Reagan lauded L’Amour as a prolific storyteller whose 87 books, most of them set in the West, had sold some 140 million copies (the total is much higher today) and been adapted for movies and television shows. “He brought the West to the people of the East and to people everywhere,” the president said.
But Reagan couldn’t see where L’Amour was sitting and when he asked the author to come forward, the president turned in the wrong direction. When he spotted L’Amour behind him, Reagan ad-libbed, “You sneaked up on me, just like Bowdrie.” This was a reference to Chick Bowdrie, a Texas Ranger who sprung from L’Amour’s ample imagination.
Such characters also emanated from Louis L’Amour’s rich life. He quit school at 15 – but never quit reading – and took to the railroads, ships, and byways of this country, working variously as a ranch hand, longshoreman, lumberjack, elephant handler, fruit picker, seaman, and prizefighter. As a U.S. Army lieutenant in World War II, he commanded a platoon of trucks supplying gasoline to planes and tanks in France and Germany, work even more perilous than the challenges faced by the white hats in his novels.

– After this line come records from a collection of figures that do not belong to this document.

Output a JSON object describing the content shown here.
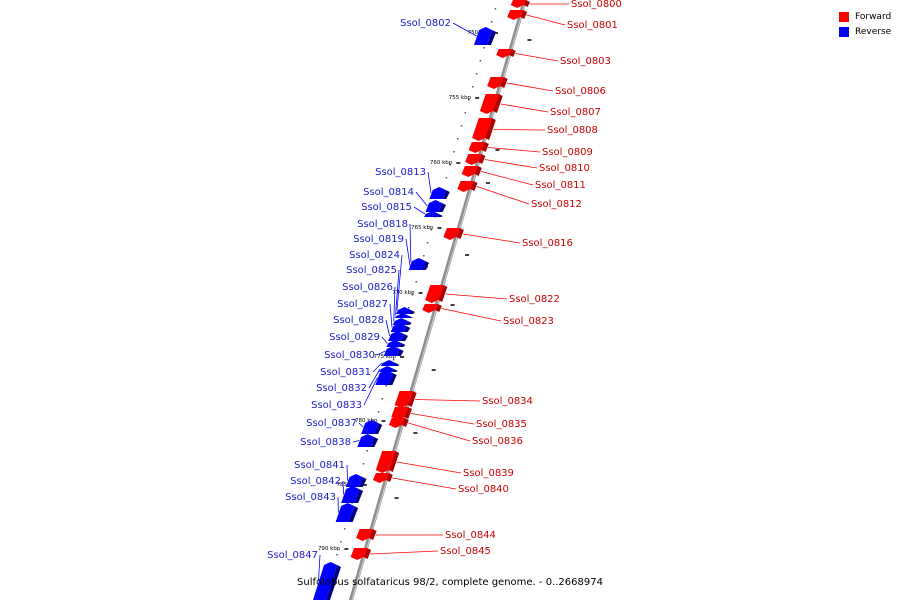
{
  "legend": {
    "forward_label": "Forward",
    "reverse_label": "Reverse",
    "forward_color": "#ff0000",
    "reverse_color": "#0000ff"
  },
  "caption": "Sulfolobus solfataricus 98/2, complete genome. - 0..2668974",
  "scale_labels": [
    "750 kbp",
    "755 kbp",
    "760 kbp",
    "765 kbp",
    "770 kbp",
    "775 kbp",
    "780 kbp",
    "785 kbp",
    "790 kbp"
  ],
  "forward_genes": [
    "Ssol_0800",
    "Ssol_0801",
    "Ssol_0803",
    "Ssol_0806",
    "Ssol_0807",
    "Ssol_0808",
    "Ssol_0809",
    "Ssol_0810",
    "Ssol_0811",
    "Ssol_0812",
    "Ssol_0816",
    "Ssol_0822",
    "Ssol_0823",
    "Ssol_0834",
    "Ssol_0835",
    "Ssol_0836",
    "Ssol_0839",
    "Ssol_0840",
    "Ssol_0844",
    "Ssol_0845"
  ],
  "reverse_genes": [
    "Ssol_0802",
    "Ssol_0813",
    "Ssol_0814",
    "Ssol_0815",
    "Ssol_0818",
    "Ssol_0819",
    "Ssol_0824",
    "Ssol_0825",
    "Ssol_0826",
    "Ssol_0827",
    "Ssol_0828",
    "Ssol_0829",
    "Ssol_0830",
    "Ssol_0831",
    "Ssol_0832",
    "Ssol_0833",
    "Ssol_0837",
    "Ssol_0838",
    "Ssol_0841",
    "Ssol_0842",
    "Ssol_0843",
    "Ssol_0847"
  ]
}
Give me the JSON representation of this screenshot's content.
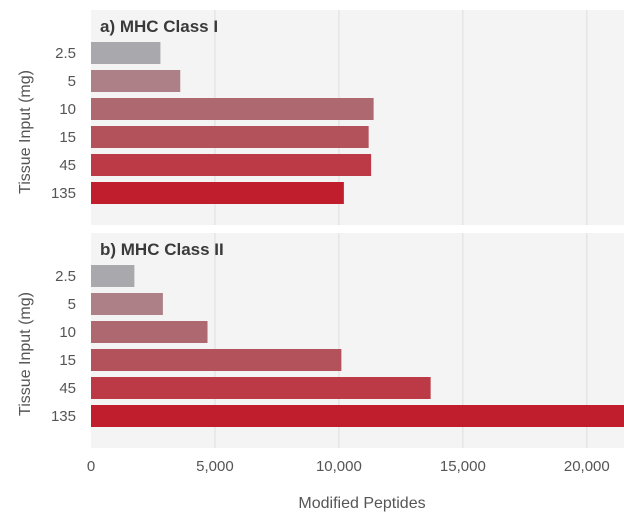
{
  "chart_data": {
    "type": "bar",
    "orientation": "horizontal",
    "xlabel": "Modified Peptides",
    "xlim": [
      0,
      21500
    ],
    "x_ticks": [
      0,
      5000,
      10000,
      15000,
      20000
    ],
    "x_tick_labels": [
      "0",
      "5,000",
      "10,000",
      "15,000",
      "20,000"
    ],
    "grid": "vertical",
    "bar_colors": [
      "#a9a9ad",
      "#ac8086",
      "#ad6870",
      "#b4525c",
      "#bb3a46",
      "#c01e2d"
    ],
    "panels": [
      {
        "title": "a) MHC Class I",
        "ylabel": "Tissue Input (mg)",
        "categories": [
          "2.5",
          "5",
          "10",
          "15",
          "45",
          "135"
        ],
        "values": [
          2800,
          3600,
          11400,
          11200,
          11300,
          10200
        ]
      },
      {
        "title": "b) MHC Class II",
        "ylabel": "Tissue Input (mg)",
        "categories": [
          "2.5",
          "5",
          "10",
          "15",
          "45",
          "135"
        ],
        "values": [
          1750,
          2900,
          4700,
          10100,
          13700,
          21600
        ]
      }
    ]
  }
}
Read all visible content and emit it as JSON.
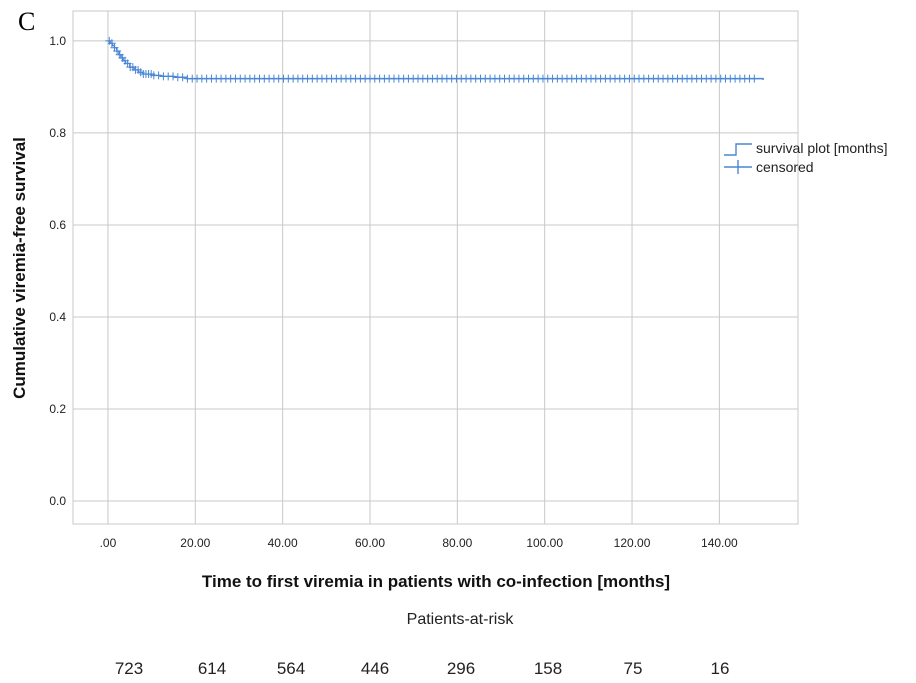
{
  "panel_label": "C",
  "chart_data": {
    "type": "line",
    "subtype": "kaplan-meier",
    "xlabel": "Time to first viremia in patients with co-infection [months]",
    "ylabel": "Cumulative viremia-free survival",
    "xlim": [
      -8,
      158
    ],
    "ylim": [
      -0.05,
      1.065
    ],
    "grid": true,
    "x_ticks": [
      0,
      20,
      40,
      60,
      80,
      100,
      120,
      140
    ],
    "x_tick_labels": [
      ".00",
      "20.00",
      "40.00",
      "60.00",
      "80.00",
      "100.00",
      "120.00",
      "140.00"
    ],
    "y_ticks": [
      0.0,
      0.2,
      0.4,
      0.6,
      0.8,
      1.0
    ],
    "y_tick_labels": [
      "0.0",
      "0.2",
      "0.4",
      "0.6",
      "0.8",
      "1.0"
    ],
    "legend_position": "right",
    "legend": [
      {
        "label": "survival plot [months]",
        "symbol": "step-line"
      },
      {
        "label": "censored",
        "symbol": "plus"
      }
    ],
    "series": [
      {
        "name": "survival plot [months]",
        "color": "#4a86d4",
        "x": [
          0,
          0.5,
          1,
          1.5,
          2,
          2.5,
          3,
          3.5,
          4,
          5,
          6,
          7,
          8,
          10,
          12,
          15,
          18,
          150
        ],
        "y": [
          1.0,
          0.995,
          0.99,
          0.985,
          0.978,
          0.97,
          0.963,
          0.957,
          0.951,
          0.943,
          0.937,
          0.932,
          0.928,
          0.925,
          0.923,
          0.921,
          0.918,
          0.915
        ]
      }
    ],
    "censored_marks": {
      "name": "censored",
      "color": "#4a86d4"
    }
  },
  "risk_table": {
    "title": "Patients-at-risk",
    "counts": [
      "723",
      "614",
      "564",
      "446",
      "296",
      "158",
      "75",
      "16"
    ]
  }
}
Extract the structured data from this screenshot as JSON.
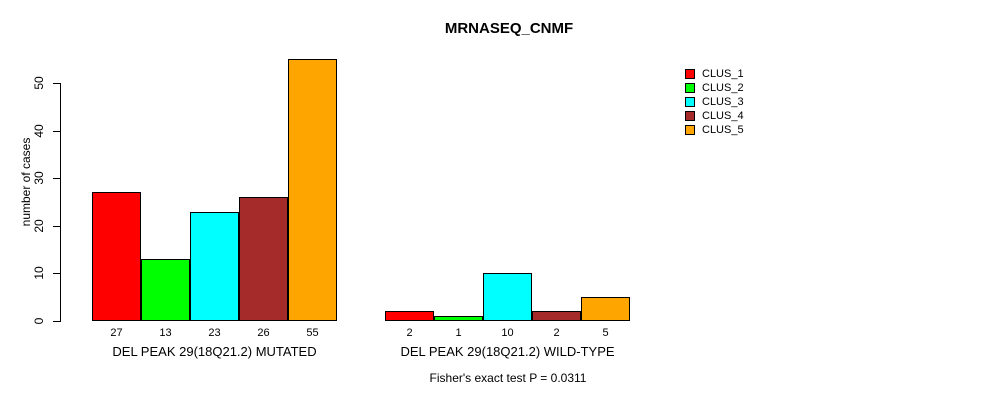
{
  "title": "MRNASEQ_CNMF",
  "y_axis": {
    "label": "number of cases",
    "ticks": [
      0,
      10,
      20,
      30,
      40,
      50
    ]
  },
  "footer": "Fisher's exact test P = 0.0311",
  "legend": {
    "items": [
      {
        "label": "CLUS_1",
        "color": "#FF0000"
      },
      {
        "label": "CLUS_2",
        "color": "#00FF00"
      },
      {
        "label": "CLUS_3",
        "color": "#00FFFF"
      },
      {
        "label": "CLUS_4",
        "color": "#A52A2A"
      },
      {
        "label": "CLUS_5",
        "color": "#FFA500"
      }
    ]
  },
  "chart_data": {
    "type": "bar",
    "title": "MRNASEQ_CNMF",
    "ylabel": "number of cases",
    "ylim": [
      0,
      57
    ],
    "yticks": [
      0,
      10,
      20,
      30,
      40,
      50
    ],
    "grid": false,
    "legend_position": "top-right",
    "categories": [
      "DEL PEAK 29(18Q21.2) MUTATED",
      "DEL PEAK 29(18Q21.2) WILD-TYPE"
    ],
    "series": [
      {
        "name": "CLUS_1",
        "color": "#FF0000",
        "values": [
          27,
          2
        ]
      },
      {
        "name": "CLUS_2",
        "color": "#00FF00",
        "values": [
          13,
          1
        ]
      },
      {
        "name": "CLUS_3",
        "color": "#00FFFF",
        "values": [
          23,
          10
        ]
      },
      {
        "name": "CLUS_4",
        "color": "#A52A2A",
        "values": [
          26,
          2
        ]
      },
      {
        "name": "CLUS_5",
        "color": "#FFA500",
        "values": [
          55,
          5
        ]
      }
    ],
    "bar_value_labels": [
      [
        27,
        13,
        23,
        26,
        55
      ],
      [
        2,
        1,
        10,
        2,
        5
      ]
    ],
    "annotation": "Fisher's exact test P = 0.0311"
  }
}
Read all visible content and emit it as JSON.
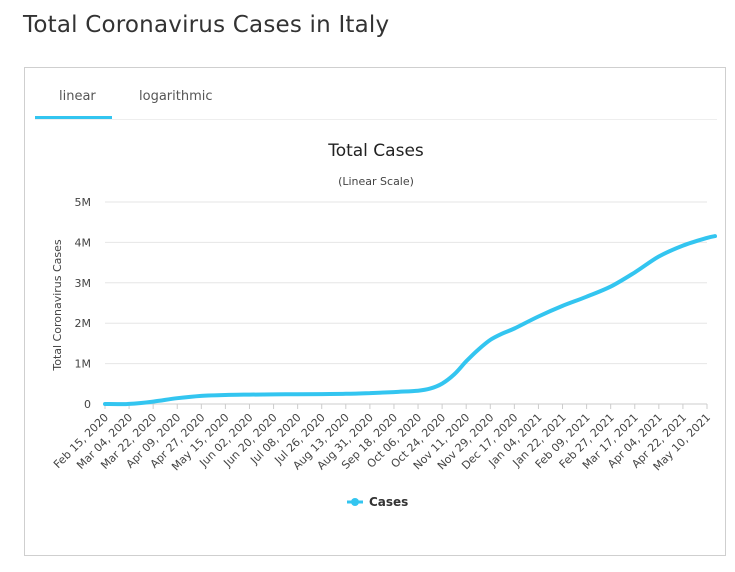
{
  "page": {
    "title": "Total Coronavirus Cases in Italy"
  },
  "tabs": [
    {
      "label": "linear",
      "active": true
    },
    {
      "label": "logarithmic",
      "active": false
    }
  ],
  "colors": {
    "accent": "#33c5f0",
    "series": "#33c5f0",
    "grid": "#e6e6e6"
  },
  "chart_data": {
    "type": "line",
    "title": "Total Cases",
    "subtitle": "(Linear Scale)",
    "ylabel": "Total Coronavirus Cases",
    "xlabel": "",
    "ylim": [
      0,
      5000000
    ],
    "yticks": [
      {
        "value": 0,
        "label": "0"
      },
      {
        "value": 1000000,
        "label": "1M"
      },
      {
        "value": 2000000,
        "label": "2M"
      },
      {
        "value": 3000000,
        "label": "3M"
      },
      {
        "value": 4000000,
        "label": "4M"
      },
      {
        "value": 5000000,
        "label": "5M"
      }
    ],
    "xticks": [
      "Feb 15, 2020",
      "Mar 04, 2020",
      "Mar 22, 2020",
      "Apr 09, 2020",
      "Apr 27, 2020",
      "May 15, 2020",
      "Jun 02, 2020",
      "Jun 20, 2020",
      "Jul 08, 2020",
      "Jul 26, 2020",
      "Aug 13, 2020",
      "Aug 31, 2020",
      "Sep 18, 2020",
      "Oct 06, 2020",
      "Oct 24, 2020",
      "Nov 11, 2020",
      "Nov 29, 2020",
      "Dec 17, 2020",
      "Jan 04, 2021",
      "Jan 22, 2021",
      "Feb 09, 2021",
      "Feb 27, 2021",
      "Mar 17, 2021",
      "Apr 04, 2021",
      "Apr 22, 2021",
      "May 10, 2021"
    ],
    "legend": {
      "position": "bottom",
      "entries": [
        "Cases"
      ]
    },
    "grid": true,
    "series": [
      {
        "name": "Cases",
        "points": [
          [
            "2020-02-15",
            3
          ],
          [
            "2020-03-04",
            3089
          ],
          [
            "2020-03-22",
            59138
          ],
          [
            "2020-04-09",
            143626
          ],
          [
            "2020-04-27",
            199414
          ],
          [
            "2020-05-15",
            223885
          ],
          [
            "2020-06-02",
            233515
          ],
          [
            "2020-06-20",
            238275
          ],
          [
            "2020-07-08",
            242149
          ],
          [
            "2020-07-26",
            246118
          ],
          [
            "2020-08-13",
            252235
          ],
          [
            "2020-08-31",
            269214
          ],
          [
            "2020-09-18",
            295705
          ],
          [
            "2020-10-06",
            330263
          ],
          [
            "2020-10-15",
            381602
          ],
          [
            "2020-10-24",
            504509
          ],
          [
            "2020-11-02",
            731588
          ],
          [
            "2020-11-11",
            1056000
          ],
          [
            "2020-11-20",
            1345000
          ],
          [
            "2020-11-29",
            1586000
          ],
          [
            "2020-12-08",
            1742000
          ],
          [
            "2020-12-17",
            1870000
          ],
          [
            "2021-01-04",
            2166000
          ],
          [
            "2021-01-22",
            2429000
          ],
          [
            "2021-02-09",
            2655000
          ],
          [
            "2021-02-27",
            2907000
          ],
          [
            "2021-03-17",
            3258000
          ],
          [
            "2021-04-04",
            3650000
          ],
          [
            "2021-04-22",
            3920000
          ],
          [
            "2021-05-10",
            4112000
          ],
          [
            "2021-05-16",
            4155000
          ]
        ]
      }
    ]
  }
}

Throughout it all, L’Amour always planned to become a writer; and, as the New York Times noted in its respectful obituary, he was confident of his literary abilities. “I could sit in the middle of Sunset Boulevard,” he once quipped, “and write with my typewriter on my knees.”
He’d sold a few short stories before the war, mostly mysteries and adventure tales. Afterwards, he picked up his pace and turned to westerns, hitting it big with a short story called “The Gift of Cochise.”
Published by Colliers magazine in the summer of 1952, “Cochise” was read and loved by John Wayne, who bought the rights to it. The screenwriters fleshed out the story, and renamed it “Hondo.” L’Amour was encouraged to write a novel-length book by the same name. Its publication was timed with the movie’s release the following year, and a franchise had been launched.
The speed with which he produced his books baffled his own publishers, who strained to keep up with him, and even piqued the curiosity of his own family. One day, L’Amour later recalled, as he was “speeding along at the typewriter” his daughter Angelique, then a little girl, asked, “Daddy, why are you writing so fast?”
“Because,” he responded, “I want to see how the story turns out!”
Good fiction depends on such a quality among the readers – call it willful suspension of disbelief – but here was the author himself acknowledging that his story lines and his characters had minds of their own.
Despite his vast success – or, perhaps in part because of it -- Louis L’Amour was underrated as a wordsmith. This perception was brought home last summer when Paul Ryan said in his speech at the Republican convention in Tampa that the Obama administration was “like a ship trying to sail on yesterday’s wind.”
To some Louis L’Amour aficionados this sounded familiar – and it was. Ryan’s communications staff acknowledged that the line was inspired by the observation of an imaginary 12th century pirate named Red Mark, who in L’Amour’s telling observes: “A ship does not sail with yesterday’s wind.”
Perhaps, as Americans await a fiscal plan from Washington that is rooted in reality, that is a lesson to be contemplated by both political parties.